Is there existing data relevant to the project?
Does data already exist which could be integrated into the project? Is it available through a disciplinary repository? What other information (software, analysis, procedures) need to be shared with the data to make it usable?
How much of it, and at what growth rate?
Once you know what kind of data you're producing, you'll be able to
assess the growth rate. For example, are you gathering data by hand or
using sophisticated instrumentation that is able to capture a lot of
data at once? Will there be more data as time goes on? If so, you will
need to plan for the growth. What amounts to enough storage this year
may not be sufficient for next year.
Will it change frequently?
The answer to this question impacts how you organize the data as well as the level of versioning
you will need to undertake.
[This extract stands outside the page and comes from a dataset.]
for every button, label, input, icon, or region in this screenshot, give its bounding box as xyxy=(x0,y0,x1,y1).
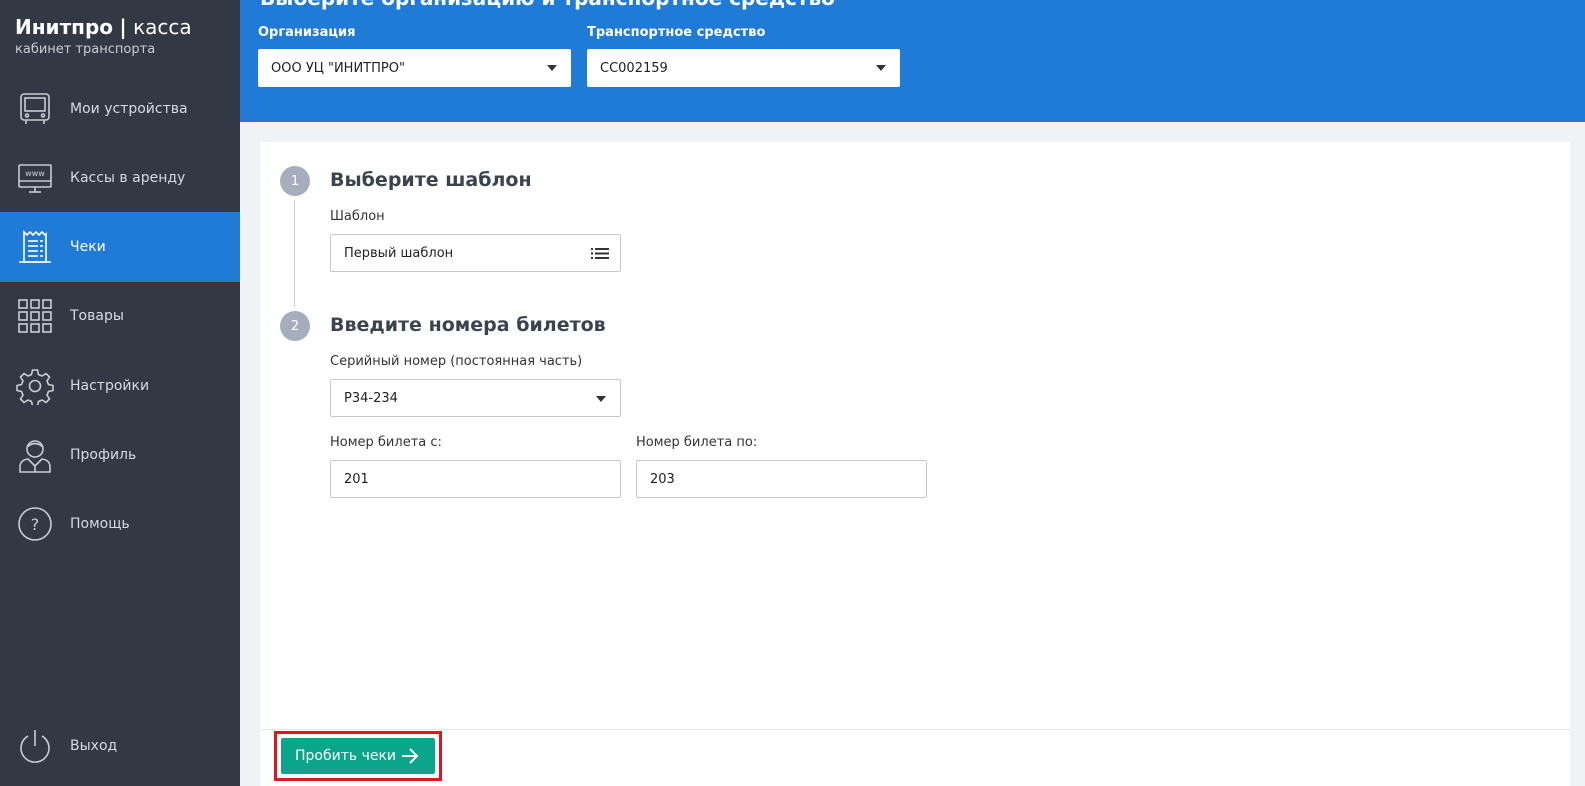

Keeping track of rapidly changing datasets
can be a challenge, so it's imperative you begin with a plan that will
carry you through the data management process.
Who is it for?
Who is your audience for the data? How will they use the data? The
answer to this question will tell you how to structure the data and
where to distribute it, among other things.
Who controls it (PI, student, lab, Caltech, funder)?
Before you spend a lot of time figuring out how you're going to store
the data, name it, etc. you need to know if you have the authority to
How long should it be retained? (e.g. 3-5 years, 10-20 years, permanently)
Not all data needs to be retained indefinitely. Figure out what's
important to keep and make sure your plan for those datasets is solid.